Danielle Gutman completed her undergraduate studies of Biology and Mathematics and MSc in Human biology with honors at the University of Haifa. Her MSc
work and a project from her PhD lab were both presented as posters in international conferences. She is currently working on her PhD which includes recruiting and
collecting all samples from a unique human population cohort, processing samples in the lab and analyzing all the data. This cohort is the first of its kind in Israel
and she is the driving force behind it, coordinating between all aspects. Along-side her studies, she works as a genetics lab instructor at the University of Haifa,
coordinating, planning and teaching 60 students every year for five years.
Statement of the Problem: The aging process is generally associated with multi system deterioration that leads to the
development of various chronic diseases which greatly affect the lifespan as well as quality of life of the aging individual.

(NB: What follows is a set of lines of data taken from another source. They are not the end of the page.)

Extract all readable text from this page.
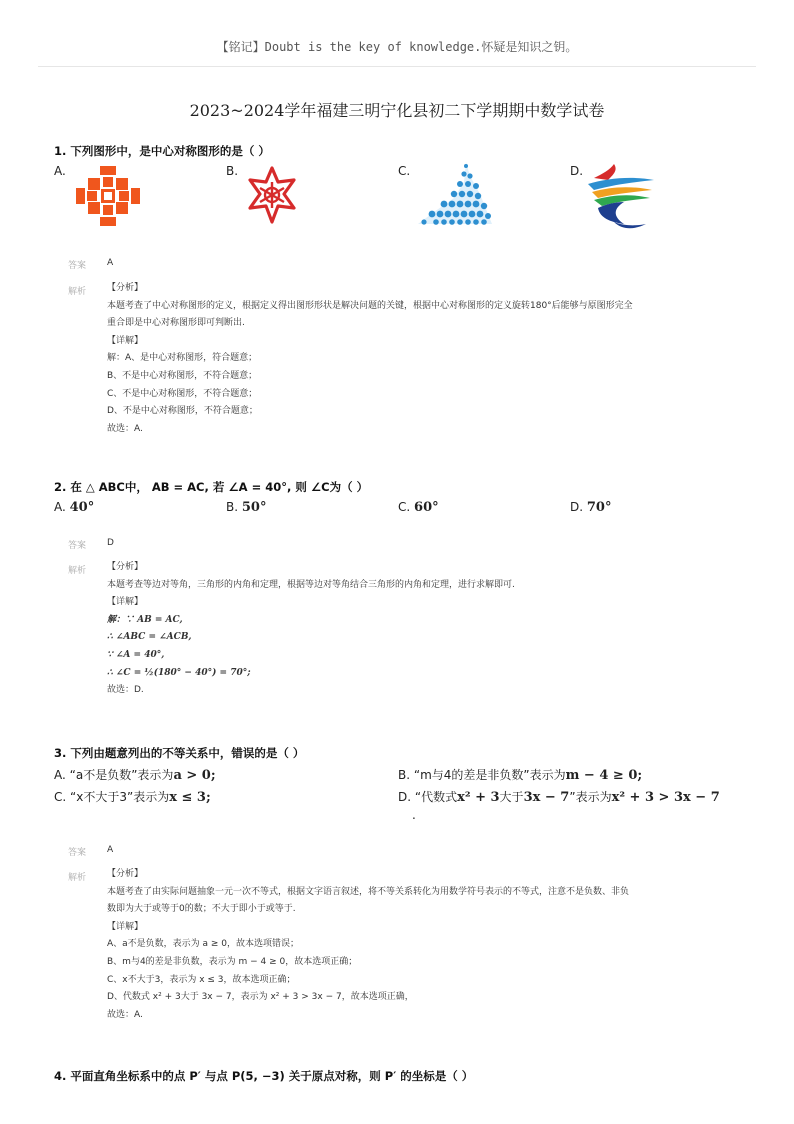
【铭记】Doubt is the key of knowledge.怀疑是知识之钥。
2023~2024学年福建三明宁化县初二下学期期中数学试卷
1. 下列图形中，是中心对称图形的是（ ）
A.	B.	C.	D.
答案 A
解析 【分析】

本题考查了中心对称图形的定义，根据定义得出图形形状是解决问题的关键，根据中心对称图形的定义旋转180°后能够与原图形完全

重合即是中心对称图形即可判断出.

【详解】

解：A、是中心对称图形，符合题意；

B、不是中心对称图形，不符合题意；

C、不是中心对称图形，不符合题意；

D、不是中心对称图形，不符合题意；

故选：A.

2. 在 △ ABC中， AB = AC, 若 ∠A = 40°, 则 ∠C为（ ）
A. 40°	B. 50°	C. 60°	D. 70°
答案 D
解析 【分析】

本题考查等边对等角，三角形的内角和定理，根据等边对等角结合三角形的内角和定理，进行求解即可.

【详解】

解：∵ AB = AC,

∴ ∠ABC = ∠ACB,

∵ ∠A = 40°,

∴ ∠C = ½(180° − 40°) = 70°;

故选：D.

3. 下列由题意列出的不等关系中，错误的是（ ）
A. “a不是负数”表示为a > 0;	B. “m与4的差是非负数”表示为m − 4 ≥ 0;
C. “x不大于3”表示为x ≤ 3;	D. “代数式x² + 3大于3x − 7”表示为x² + 3 > 3x − 7
.
答案 A
解析 【分析】

本题考查了由实际问题抽象一元一次不等式，根据文字语言叙述，将不等关系转化为用数学符号表示的不等式，注意不是负数、非负

数即为大于或等于0的数；不大于即小于或等于.

【详解】

A、a不是负数，表示为 a ≥ 0，故本选项错误；

B、m与4的差是非负数，表示为 m − 4 ≥ 0，故本选项正确；

C、x不大于3，表示为 x ≤ 3，故本选项正确；

D、代数式 x² + 3大于 3x − 7，表示为 x² + 3 > 3x − 7，故本选项正确，

故选：A.

4. 平面直角坐标系中的点 P′ 与点 P(5, −3) 关于原点对称，则 P′ 的坐标是（ ）
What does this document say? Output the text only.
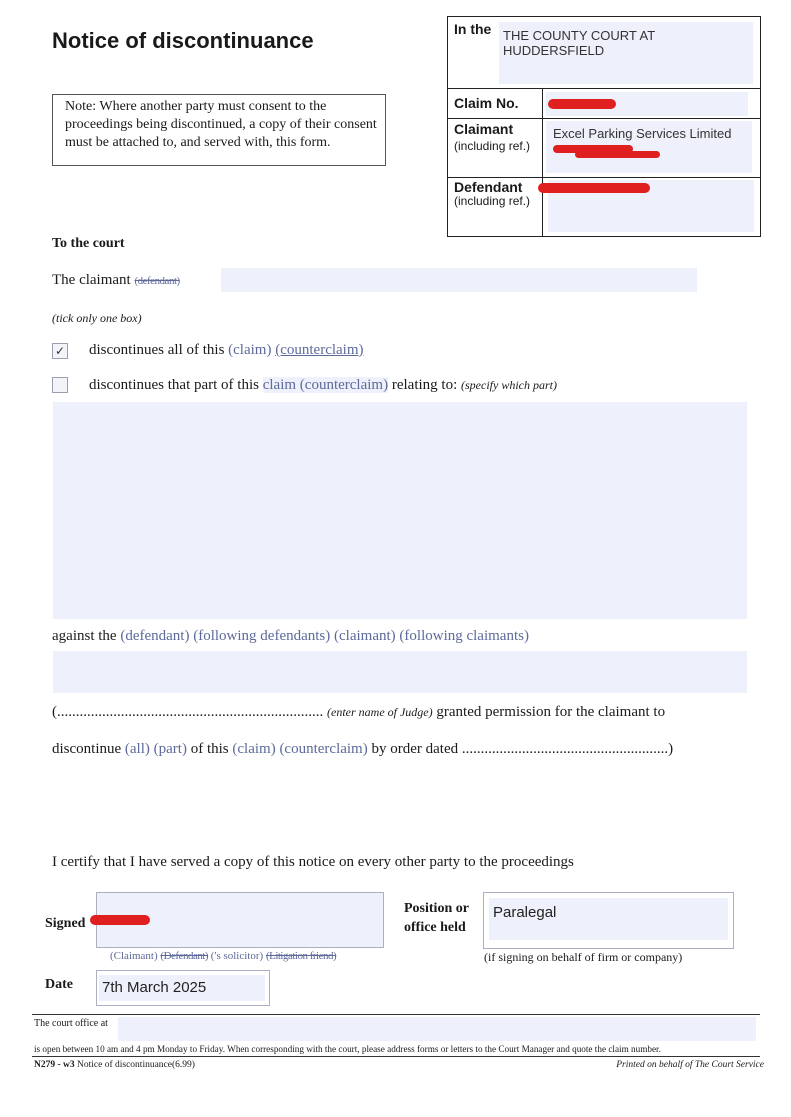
Notice of discontinuance
Note: Where another party must consent to the proceedings being discontinued, a copy of their consent must be attached to, and served with, this form.
In the THE COUNTY COURT AT HUDDERSFIELD
Claim No.
Claimant
(including ref.)
Excel Parking Services Limited
Defendant
(including ref.)
To the court
The claimant (defendant)
(tick only one box)
✓ discontinues all of this (claim) (counterclaim)
discontinues that part of this claim (counterclaim) relating to: (specify which part)
against the (defendant) (following defendants) (claimant) (following claimants)
(....................................................................... (enter name of Judge) granted permission for the claimant to
discontinue (all) (part) of this (claim) (counterclaim) by order dated .......................................................)
I certify that I have served a copy of this notice on every other party to the proceedings
Signed
(Claimant) (Defendant) ('s solicitor) (Litigation friend)
Position or office held
Paralegal
(if signing on behalf of firm or company)
Date 7th March 2025
The court office at
is open between 10 am and 4 pm Monday to Friday. When corresponding with the court, please address forms or letters to the Court Manager and quote the claim number.
N279 - w3 Notice of discontinuance(6.99)	Printed on behalf of The Court Service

Advances in medical care have promoted lifespan beyond twice as much as reproductive age, yet a genomic explanation to the
survival of centenarians is not yet available, despite extensive genomic research performed. We hypothesize that the centenarian
epigenome might offer an explanation through epigenetic flexibility of methylation and chromatin structure. Such an approach
is novel and has not yet been implemented on human populations.
Aim: The aim of our study is to characterize the aging epigenome and chromatin configuration in order to demonstrate this
epigenetic flexibility which possibly allows crafting an appropriate genomic response, best fit to the environment.

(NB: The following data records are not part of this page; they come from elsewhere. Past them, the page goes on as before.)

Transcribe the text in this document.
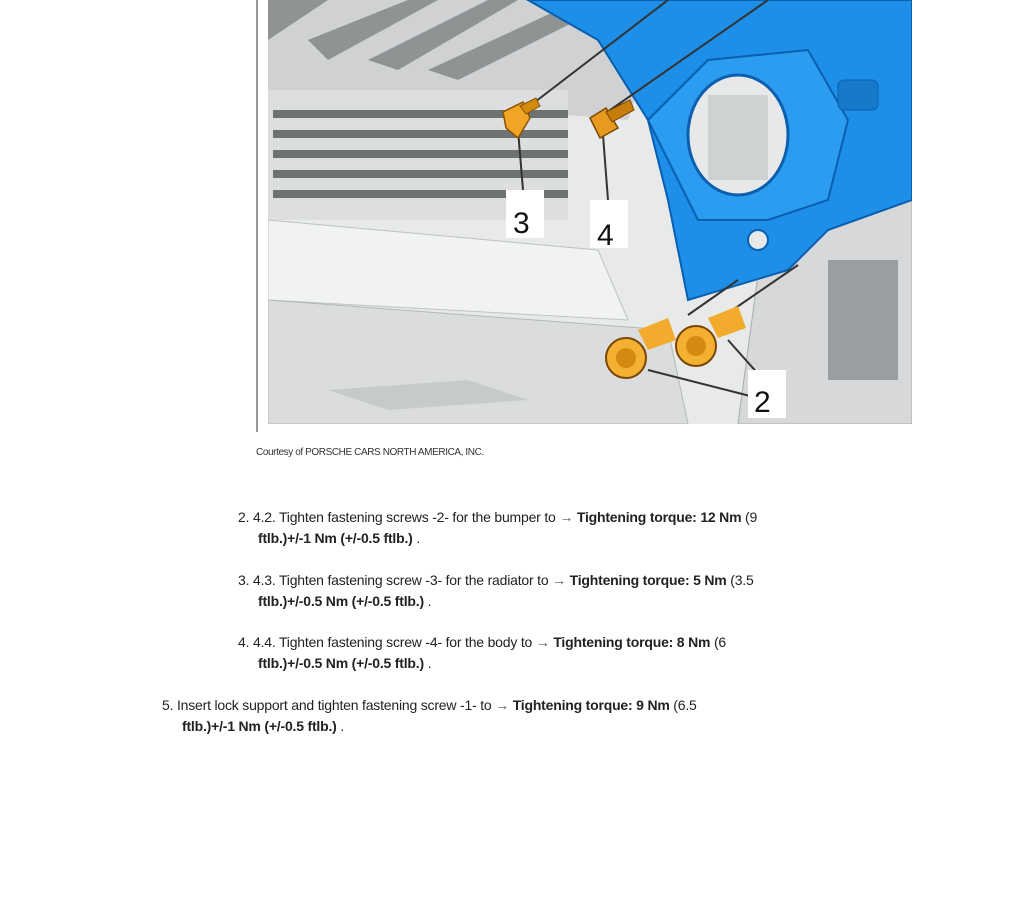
3 4
2
Courtesy of PORSCHE CARS NORTH AMERICA, INC.
2. 4.2. Tighten fastening screws -2- for the bumper to → Tightening torque: 12 Nm (9
ftlb.)+/-1 Nm (+/-0.5 ftlb.) .
3. 4.3. Tighten fastening screw -3- for the radiator to → Tightening torque: 5 Nm (3.5
ftlb.)+/-0.5 Nm (+/-0.5 ftlb.) .
4. 4.4. Tighten fastening screw -4- for the body to → Tightening torque: 8 Nm (6
ftlb.)+/-0.5 Nm (+/-0.5 ftlb.) .
5. Insert lock support and tighten fastening screw -1- to → Tightening torque: 9 Nm (6.5
ftlb.)+/-1 Nm (+/-0.5 ftlb.) .
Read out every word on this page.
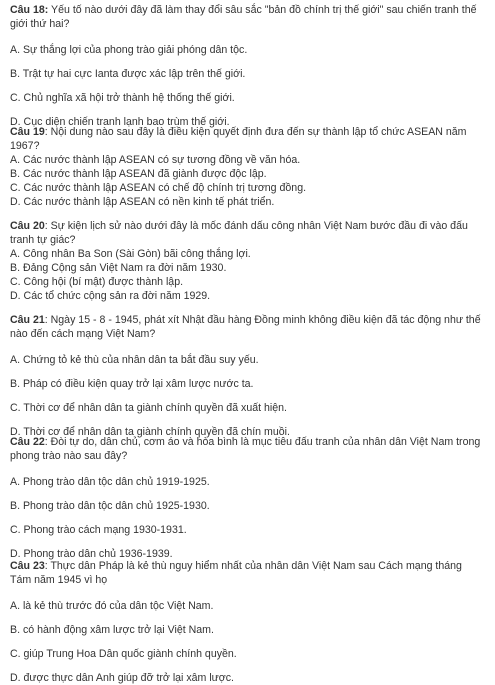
Câu 18: Yếu tố nào dưới đây đã làm thay đổi sâu sắc "bản đồ chính trị thế giới" sau chiến tranh thế giới thứ hai?

A. Sự thắng lợi của phong trào giải phóng dân tộc.

B. Trật tự hai cực Ianta được xác lập trên thế giới.

C. Chủ nghĩa xã hội trở thành hệ thống thế giới.

D. Cục diện chiến tranh lạnh bao trùm thế giới.

Câu 19: Nội dung nào sau đây là điều kiện quyết định đưa đến sự thành lập tổ chức ASEAN năm 1967?

A. Các nước thành lập ASEAN có sự tương đồng về văn hóa.

B. Các nước thành lập ASEAN đã giành được độc lập.

C. Các nước thành lập ASEAN có chế độ chính trị tương đồng.

D. Các nước thành lập ASEAN có nền kinh tế phát triển.

Câu 20: Sự kiện lịch sử nào dưới đây là mốc đánh dấu công nhân Việt Nam bước đầu đi vào đấu tranh tự giác?

A. Công nhân Ba Son (Sài Gòn) bãi công thắng lợi.

B. Đảng Cộng sản Việt Nam ra đời năm 1930.

C. Công hội (bí mật) được thành lập.

D. Các tổ chức cộng sản ra đời năm 1929.

Câu 21: Ngày 15 - 8 - 1945, phát xít Nhật đầu hàng Đồng minh không điều kiện đã tác động như thế nào đến cách mạng Việt Nam?

A. Chứng tỏ kẻ thù của nhân dân ta bắt đầu suy yếu.

B. Pháp có điều kiện quay trở lại xâm lược nước ta.

C. Thời cơ để nhân dân ta giành chính quyền đã xuất hiện.

D. Thời cơ để nhân dân ta giành chính quyền đã chín muồi.

Câu 22: Đòi tự do, dân chủ, cơm áo và hòa bình là mục tiêu đấu tranh của nhân dân Việt Nam trong phong trào nào sau đây?

A. Phong trào dân tộc dân chủ 1919-1925.

B. Phong trào dân tộc dân chủ 1925-1930.

C. Phong trào cách mạng 1930-1931.

D. Phong trào dân chủ 1936-1939.

Câu 23: Thực dân Pháp là kẻ thù nguy hiểm nhất của nhân dân Việt Nam sau Cách mạng tháng Tám năm 1945 vì họ

A. là kẻ thù trước đó của dân tộc Việt Nam.

B. có hành động xâm lược trở lại Việt Nam.

C. giúp Trung Hoa Dân quốc giành chính quyền.

D. được thực dân Anh giúp đỡ trở lại xâm lược.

Methodology & Theoretical Orientation: Three groups of participants are currently being recruited (up to 100 participants
each); centenarians (95+ yo), offspring of centenarians, controls (65-80 yo). Peripheral blood is drawn from all participants for
epigenetic analyses. Illumina Infinium Methylation EPIC array is used on DNA from CD34+ cells of all participants and Hi-C
analyses are performed on age and sex matched grouped white blood cell samples.

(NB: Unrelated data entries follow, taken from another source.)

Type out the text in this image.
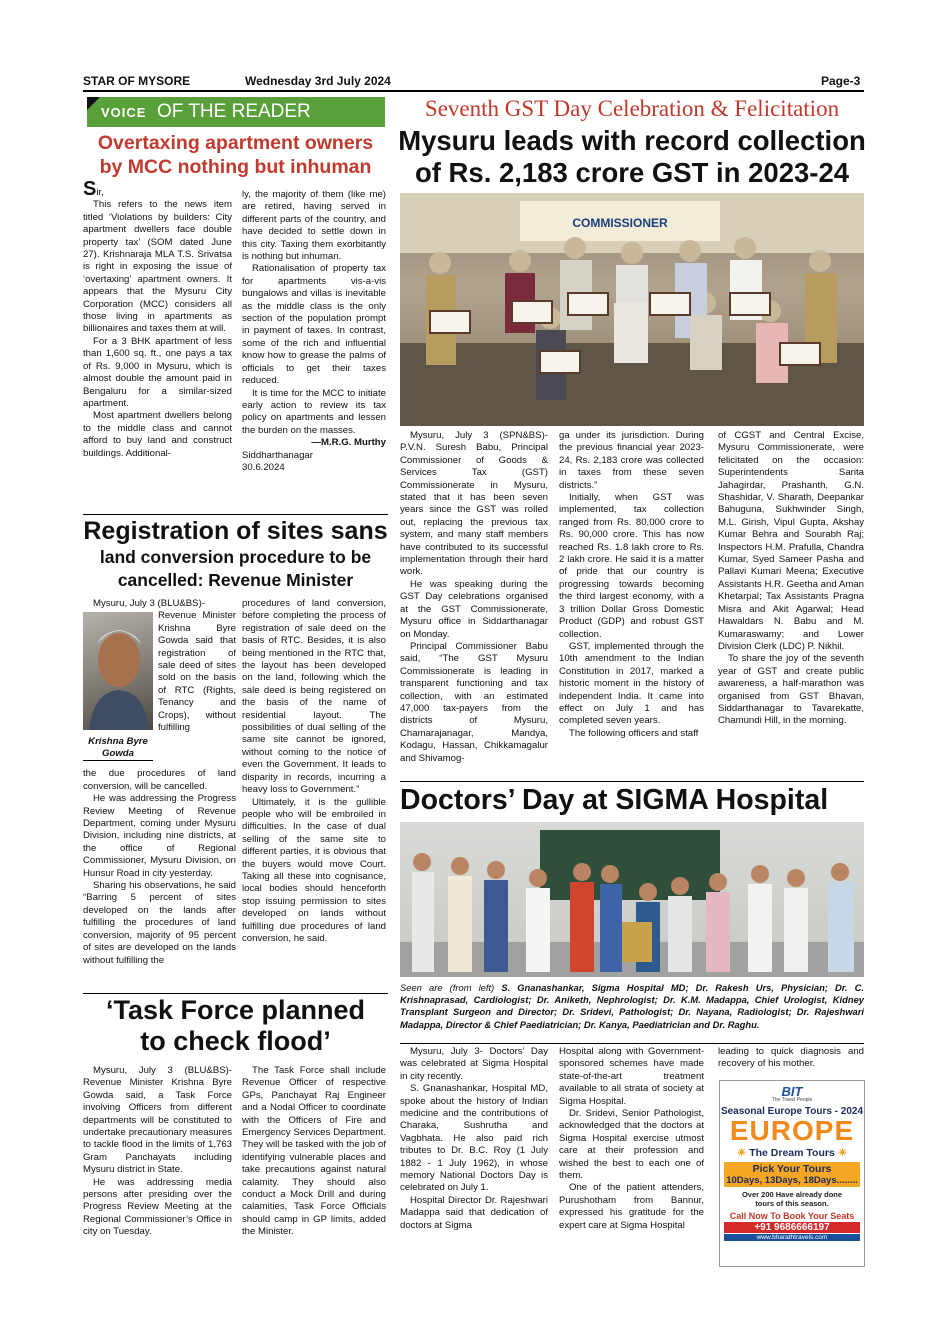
STAR OF MYSORE	Wednesday 3rd July 2024	Page-3
VOICE OF THE READER
Overtaxing apartment owners
by MCC nothing but inhuman

Sir,

This refers to the news item titled ‘Violations by builders: City apartment dwellers face double property tax’ (SOM dated June 27). Krishnaraja MLA T.S. Srivatsa is right in exposing the issue of ‘overtaxing’ apartment owners. It appears that the Mysuru City Corporation (MCC) considers all those living in apartments as billionaires and taxes them at will.

For a 3 BHK apartment of less than 1,600 sq. ft., one pays a tax of Rs. 9,000 in Mysuru, which is almost double the amount paid in Bengaluru for a similar-sized apartment.

Most apartment dwellers belong to the middle class and cannot afford to buy land and construct buildings. Additional-

ly, the majority of them (like me) are retired, having served in different parts of the country, and have decided to settle down in this city. Taxing them exorbitantly is nothing but inhuman.

Rationalisation of property tax for apartments vis-a-vis bungalows and villas is inevitable as the middle class is the only section of the population prompt in payment of taxes. In contrast, some of the rich and influential know how to grease the palms of officials to get their taxes reduced.

It is time for the MCC to initiate early action to review its tax policy on apartments and lessen the burden on the masses.

—M.R.G. Murthy
Siddharthanagar
30.6.2024
Seventh GST Day Celebration & Felicitation
Mysuru leads with record collection
of Rs. 2,183 crore GST in 2023-24
COMMISSIONER

Mysuru, July 3 (SPN&BS)- P.V.N. Suresh Babu, Principal Commissioner of Goods & Services Tax (GST) Commissionerate in Mysuru, stated that it has been seven years since the GST was rolled out, replacing the previous tax system, and many staff members have contributed to its successful implementation through their hard work.

He was speaking during the GST Day celebrations organised at the GST Commissionerate, Mysuru office in Siddarthanagar on Monday.

Principal Commissioner Babu said, “The GST Mysuru Commissionerate is leading in transparent functioning and tax collection, with an estimated 47,000 tax-payers from the districts of Mysuru, Chamarajanagar, Mandya, Kodagu, Hassan, Chikkamagalur and Shivamog-

ga under its jurisdiction. During the previous financial year 2023-24, Rs. 2,183 crore was collected in taxes from these seven districts.”

Initially, when GST was implemented, tax collection ranged from Rs. 80,000 crore to Rs. 90,000 crore. This has now reached Rs. 1.8 lakh crore to Rs. 2 lakh crore. He said it is a matter of pride that our country is progressing towards becoming the third largest economy, with a 3 trillion Dollar Gross Domestic Product (GDP) and robust GST collection.

GST, implemented through the 10th amendment to the Indian Constitution in 2017, marked a historic moment in the history of independent India. It came into effect on July 1 and has completed seven years.

The following officers and staff

of CGST and Central Excise, Mysuru Commissionerate, were felicitated on the occasion: Superintendents Sarita Jahagirdar, Prashanth, G.N. Shashidar, V. Sharath, Deepankar Bahuguna, Sukhwinder Singh, M.L. Girish, Vipul Gupta, Akshay Kumar Behra and Sourabh Raj; Inspectors H.M. Prafulla, Chandra Kumar, Syed Sameer Pasha and Pallavi Kumari Meena; Executive Assistants H.R. Geetha and Aman Khetarpal; Tax Assistants Pragna Misra and Akit Agarwal; Head Hawaldars N. Babu and M. Kumaraswamy; and Lower Division Clerk (LDC) P. Nikhil.

To share the joy of the seventh year of GST and create public awareness, a half-marathon was organised from GST Bhavan, Siddarthanagar to Tavarekatte, Chamundi Hill, in the morning.

Registration of sites sans
land conversion procedure to be
cancelled: Revenue Minister

Mysuru, July 3 (BLU&BS)-

Krishna Byre
Gowda

Revenue Minister Krishna Byre Gowda said that registration of sale deed of sites sold on the basis of RTC (Rights, Tenancy and Crops), without fulfilling

the due procedures of land conversion, will be cancelled.

He was addressing the Progress Review Meeting of Revenue Department, coming under Mysuru Division, including nine districts, at the office of Regional Commissioner, Mysuru Division, on Hunsur Road in city yesterday.

Sharing his observations, he said “Barring 5 percent of sites developed on the lands after fulfilling the procedures of land conversion, majority of 95 percent of sites are developed on the lands without fulfilling the

procedures of land conversion, before completing the process of registration of sale deed on the basis of RTC. Besides, it is also being mentioned in the RTC that, the layout has been developed on the land, following which the sale deed is being registered on the basis of the name of residential layout. The possibilities of dual selling of the same site cannot be ignored, without coming to the notice of even the Government. It leads to disparity in records, incurring a heavy loss to Government.”

Ultimately, it is the gullible people who will be embroiled in difficulties. In the case of dual selling of the same site to different parties, it is obvious that the buyers would move Court. Taking all these into cognisance, local bodies should henceforth stop issuing permission to sites developed on lands without fulfilling due procedures of land conversion, he said.

‘Task Force planned
to check flood’

Mysuru, July 3 (BLU&BS)- Revenue Minister Krishna Byre Gowda said, a Task Force involving Officers from different departments will be constituted to undertake precautionary measures to tackle flood in the limits of 1,763 Gram Panchayats including Mysuru district in State.

He was addressing media persons after presiding over the Progress Review Meeting at the Regional Commissioner’s Office in city on Tuesday.

The Task Force shall include Revenue Officer of respective GPs, Panchayat Raj Engineer and a Nodal Officer to coordinate with the Officers of Fire and Emergency Services Department. They will be tasked with the job of identifying vulnerable places and take precautions against natural calamity. They should also conduct a Mock Drill and during calamities, Task Force Officials should camp in GP limits, added the Minister.

Doctors’ Day at SIGMA Hospital
Seen are (from left) S. Gnanashankar, Sigma Hospital MD; Dr. Rakesh Urs, Physician; Dr. C. Krishnaprasad, Cardiologist; Dr. Aniketh, Nephrologist; Dr. K.M. Madappa, Chief Urologist, Kidney Transplant Surgeon and Director; Dr. Sridevi, Pathologist; Dr. Nayana, Radiologist; Dr. Rajeshwari Madappa, Director & Chief Paediatrician; Dr. Kanya, Paediatrician and Dr. Raghu.

Mysuru, July 3- Doctors’ Day was celebrated at Sigma Hospital in city recently.

S. Gnanashankar, Hospital MD, spoke about the history of Indian medicine and the contributions of Charaka, Sushrutha and Vagbhata. He also paid rich tributes to Dr. B.C. Roy (1 July 1882 - 1 July 1962), in whose memory National Doctors Day is celebrated on July 1.

Hospital Director Dr. Rajeshwari Madappa said that dedication of doctors at Sigma

Hospital along with Government-sponsored schemes have made state-of-the-art treatment available to all strata of society at Sigma Hospital.

Dr. Sridevi, Senior Pathologist, acknowledged that the doctors at Sigma Hospital exercise utmost care at their profession and wished the best to each one of them.

One of the patient attenders, Purushotham from Bannur, expressed his gratitude for the expert care at Sigma Hospital

leading to quick diagnosis and recovery of his mother.

BIT
The Travel People
Seasonal Europe Tours - 2024
EUROPE
☀ The Dream Tours ☀
Pick Your Tours
10Days, 13Days, 18Days........
Over 200 Have already done
tours of this season.
Call Now To Book Your Seats
+91 9686666197
www.bharathtravels.com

Findings: Based on previous work led by Prof. Gil Atzmon we expect to find differential methylation patterns among the
groups. Specifically, we observe ENCODE hot spots among centenarians and offspring, which are distinctly different in
methylation status from controls. In addition, using unrelated samples we aim to highlight structural differences between the
centenarian and non-centenarian related controls’ chromatin. Our approach avoids small scale variance and emphasizes the
bigger biological differences in chromatin formation associated with age.